The least important thing I can know about you are your opinions du jour (before they ossify, opinions are as fog in the noonday sun). This passage, dated June 1827, is from Coleridge’s Table Talk:

“Silence does not always mark wisdom. I was at dinner, some time ago, in company with a man, who listened to me and said nothing for a long time; but he nodded his head, and I thought him intelligent. At length, towards the end of the dinner, some apple dumplings were placed on the table, and my man had no sooner seen them, than he burst forth with: `Them’s the jockies for me!’ I wished [Dr. Johan Gaspar] Spurzheim could have examined the fellow’s head.”

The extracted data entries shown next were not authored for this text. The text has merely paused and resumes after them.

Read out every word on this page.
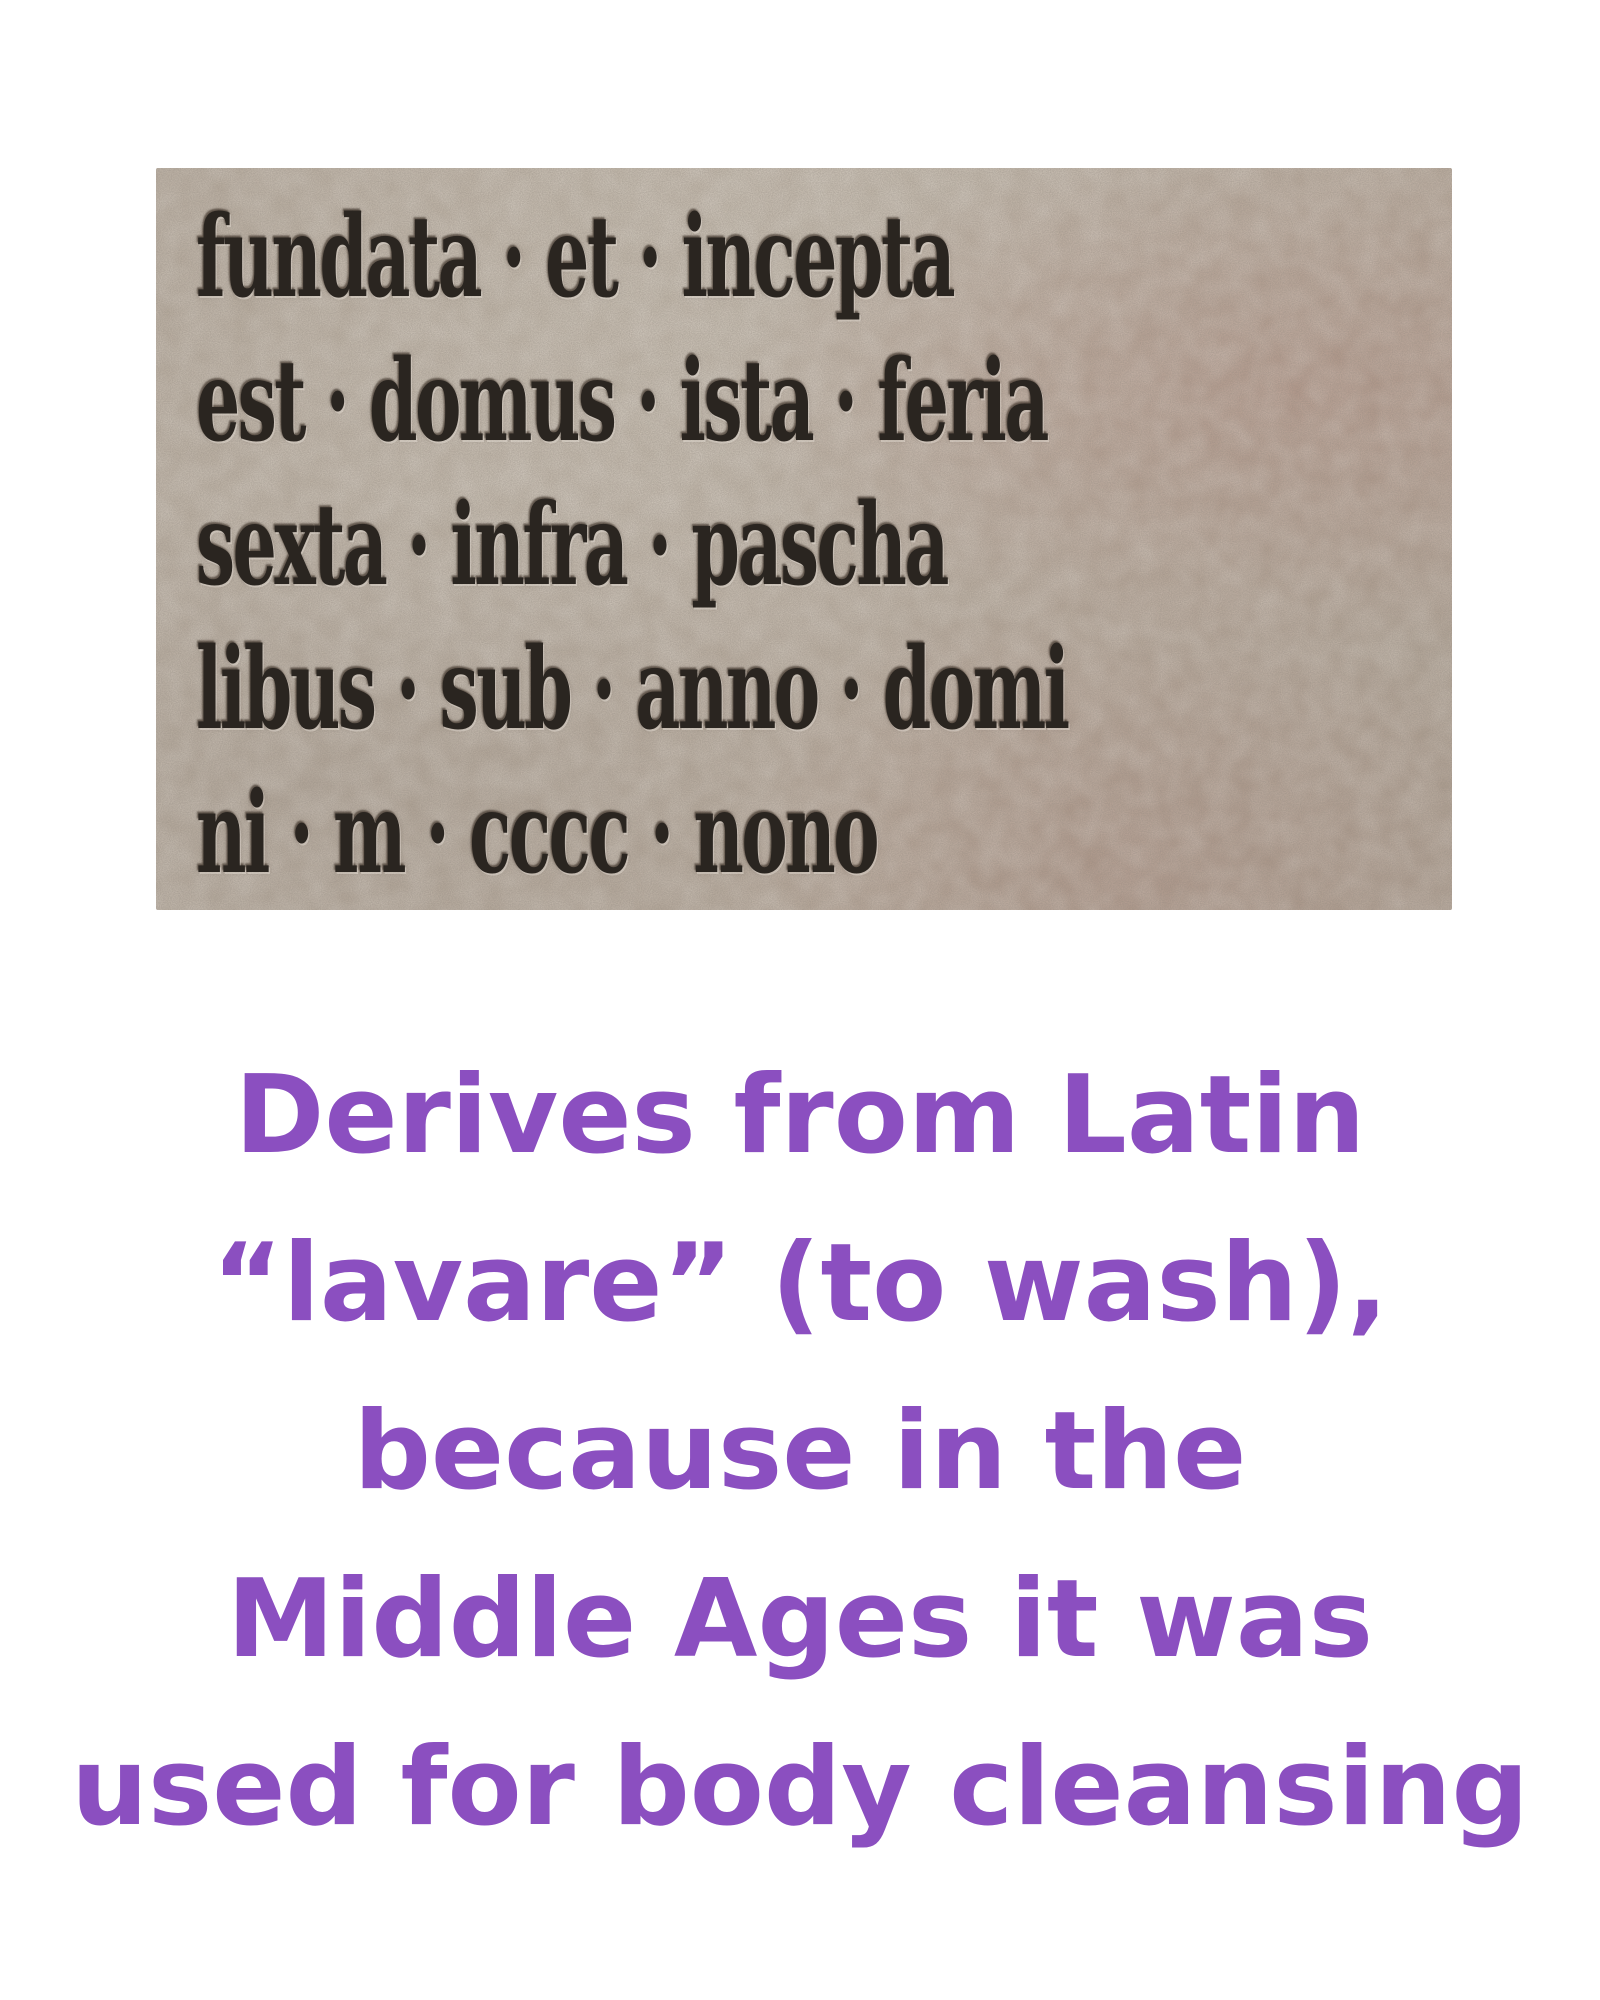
fundata · et · incepta
est · domus · ista · feria
sexta · infra · pascha
libus · sub · anno · domi
ni · m · cccc · nono

Derives from Latin
“lavare” (to wash),
because in the
Middle Ages it was
used for body cleansing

The joke is on Coleridge, a typhoon of raging opinions. His dinner companion’s silence was probably involuntary. Coleridge, likely stoked on claret and laudanum, could have out-talked Fidel Castro and, like El Jefe, had opinions on every subject. There’s a strange algebra at work here, one with applications beyond Coleridge. An inverse ratio exists between knowledge on one side, and vehemence and duration of expression on the other. The less our certainty, the louder and longer we opine. Coleridge appears to have no awareness of his vanity. So long as the man nods his head – approval? bafflement? politeness? Coleridge-induced catatonia? – the poet judges him intelligent. Only when the guest shifts his enthusiasm to apple dumplings does Coleridge deem him a moron.

Spurzheim (1776-1832) was an early proponent of phrenology, the pseudo-science of reading character in the size and shape of the head (Whitman was an enthusiast). I admire the dining partner’s gustatory opinion (nothing could be more heartfelt) and that colorfully peculiar word “jockies.” The Oxford English Dictionary cites Coleridge’s usage and defines “jockey” in this context as “fellow, lad, chap.” Of course, Coleridge was a tireless prevaricator, and we have no way of knowing whether the apple-dumpling man existed. I thought of him while reading Bryan Appleyard’s excellent post “On Opinion,” including:

“Certainly a large number of people I know seems to define themselves through opinions and to judge others by theirs. I am incapable of doing this, which is, I'm afraid, a very disabling condition. I console myself that it is the times that are at fault, not me.”

Presumably, the human impulse to opine aggressively is immemorial, and it’s only the proliferation of new media that makes it seem so unrelenting. Most comments on most blogs come in two basic forms: “I agree!” or “I disagree!” Could anything be more tiresome or less useful? It’s the latest manifestation of human self-importance, of course, but it also represents a degraded understanding of democracy. The right of free expression has devolved into the obligation of free expression. Online editions of newspapers, in their drive to attract readers, encourage comments on every story, review and editorial. Predictably, the loudest, shrillest, least informed voices prevail. As Appleyard says:

“We don't call the view of a stupid fifteen-year-old something different from the opinion of a wise sixty-year-old. I suppose 'opinion' is just a way of pretending there is more solidity to the people we meet than there actually is.”

As to solidity, remember Coleridge’s dinner guest: “Them’s the jockies for me!” That’s solid.